Supreme Court, Appellate Term, Second Department, September 29, 2004

APPEARANCES OF COUNSEL

Westchester/Putnam Legal Services, White Plains (Barbara Finkelstein, Judith B. Studebaker and Mihaela Petrescu of counsel), for appellant.

{**5 Misc 3d at 62} OPINION OF THE COURT

Memorandum.

Order unanimously reversed with $10 costs, tenant's motion to vacate the default final judgment and warrant granted, and matter remanded to the court below for all further proceedings.

A default final judgment may not be granted on facially insufficient papers. A statutory rent demand (RPAPL 711 [2]) is one of "the facts upon which the special proceeding is based" (see Kentpark Realty Corp. v Lasertone Corp., 3 Misc 3d 28, 31 [App Term, 2d Dept 2004] [internal quotation marks omitted]; RPAPL 741 [4]). The petition herein stated only that the rent "has been duly demanded personally from tenants [sic] as same became due and/or 3 day notice has been served on tenant." In the absence of proof of a written demand or an unequivocal oral demand allegation, landlord failed to establish a "predicate requirement[ ] of a summary proceeding" (Matter of Pepe v Miller & Miller Consulting Actuaries, 221 AD2d 545, 546 [1995]; see Fitzgerald v Washington, 80 Misc 2d 861 [Civ Ct, NY County 1975]), a facial insufficiency that precludes entry of a default final judgment. Moreover, the affidavit of service of the notice of petition and petition alleged a single attempt at personal service, at 1:30 [*2]p.m. on August 5, 2003, before the process server resorted to affix and mail service. As a rule, at least two attempts at personal service, one during normal working hours and one attempt when a person working normal hours could reasonably be expected to be home, are required to satisfy the "reasonable application" standard (RPAPL 735 [1]; see Eight Assoc. v Hynes, 102 AD2d 746, 748 [1984], affd 65 NY2d 739, 740 [1985]; Hynes v Buchbinder, 147 AD2d 371 [1989]). In this respect also, the pleadings fail to set forth landlord's entitlement to a default final judgment prima facie.

The default final judgment, in any event, should be vacated upon tenant's proof of excusable default and meritorious defenses. In addition to the foregoing, tenant's proof of a prior Department of Social Services rent payment, purporting to satisfy {**5 Misc 3d at 63}a portion of the rent alleged due in the petition, creates a colorable defense. Moreover, tenant's claim that landlord served the rent demand and notice of petition and petition when tenant was in Arizona established an excusable default.

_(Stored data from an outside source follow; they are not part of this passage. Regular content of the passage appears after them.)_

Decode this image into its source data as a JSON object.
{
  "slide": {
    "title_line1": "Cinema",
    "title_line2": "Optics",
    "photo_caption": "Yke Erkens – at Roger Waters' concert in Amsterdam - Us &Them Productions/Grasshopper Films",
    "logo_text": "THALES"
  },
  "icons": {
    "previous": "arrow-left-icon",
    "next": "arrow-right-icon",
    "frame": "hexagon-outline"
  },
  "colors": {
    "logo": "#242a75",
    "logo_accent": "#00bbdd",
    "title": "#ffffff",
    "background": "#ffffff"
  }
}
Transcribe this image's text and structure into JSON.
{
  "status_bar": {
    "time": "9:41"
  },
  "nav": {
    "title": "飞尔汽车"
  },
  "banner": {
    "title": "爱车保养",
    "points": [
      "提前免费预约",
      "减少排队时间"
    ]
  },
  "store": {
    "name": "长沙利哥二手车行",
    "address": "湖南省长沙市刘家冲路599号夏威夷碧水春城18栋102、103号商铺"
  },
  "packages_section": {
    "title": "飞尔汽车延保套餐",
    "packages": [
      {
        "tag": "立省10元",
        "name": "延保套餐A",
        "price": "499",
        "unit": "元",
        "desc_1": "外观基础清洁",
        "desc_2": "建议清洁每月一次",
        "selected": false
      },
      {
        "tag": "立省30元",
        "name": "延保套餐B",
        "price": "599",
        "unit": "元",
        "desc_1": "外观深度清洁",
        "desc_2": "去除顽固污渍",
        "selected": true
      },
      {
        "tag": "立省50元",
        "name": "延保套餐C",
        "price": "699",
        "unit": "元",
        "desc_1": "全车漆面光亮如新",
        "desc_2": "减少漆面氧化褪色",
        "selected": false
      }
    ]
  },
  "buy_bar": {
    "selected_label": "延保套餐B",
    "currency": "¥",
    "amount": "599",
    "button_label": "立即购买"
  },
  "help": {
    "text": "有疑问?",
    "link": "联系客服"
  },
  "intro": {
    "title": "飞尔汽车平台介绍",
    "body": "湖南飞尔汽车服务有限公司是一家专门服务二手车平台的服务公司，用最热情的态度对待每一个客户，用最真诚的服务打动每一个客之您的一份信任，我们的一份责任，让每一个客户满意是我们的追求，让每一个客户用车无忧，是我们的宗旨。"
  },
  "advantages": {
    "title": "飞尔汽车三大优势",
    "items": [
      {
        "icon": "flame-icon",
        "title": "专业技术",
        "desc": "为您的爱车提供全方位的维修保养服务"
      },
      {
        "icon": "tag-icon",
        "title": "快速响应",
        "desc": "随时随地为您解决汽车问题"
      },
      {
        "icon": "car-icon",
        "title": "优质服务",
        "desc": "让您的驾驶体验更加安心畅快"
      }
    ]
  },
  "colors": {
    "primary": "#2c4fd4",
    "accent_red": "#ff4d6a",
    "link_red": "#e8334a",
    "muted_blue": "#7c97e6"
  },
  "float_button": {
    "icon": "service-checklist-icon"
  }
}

We note that the inadequate affidavit of service of the petition could warrant the petition's dismissal for lack of jurisdiction. However, at this juncture, dismissal is inappropriate as tenant's failure specifically to raise such defense in support of her motion did not afford an opportunity to litigate the defense's merits.

McCabe, P.J., Rudolph and Angiolillo, JJ., concur.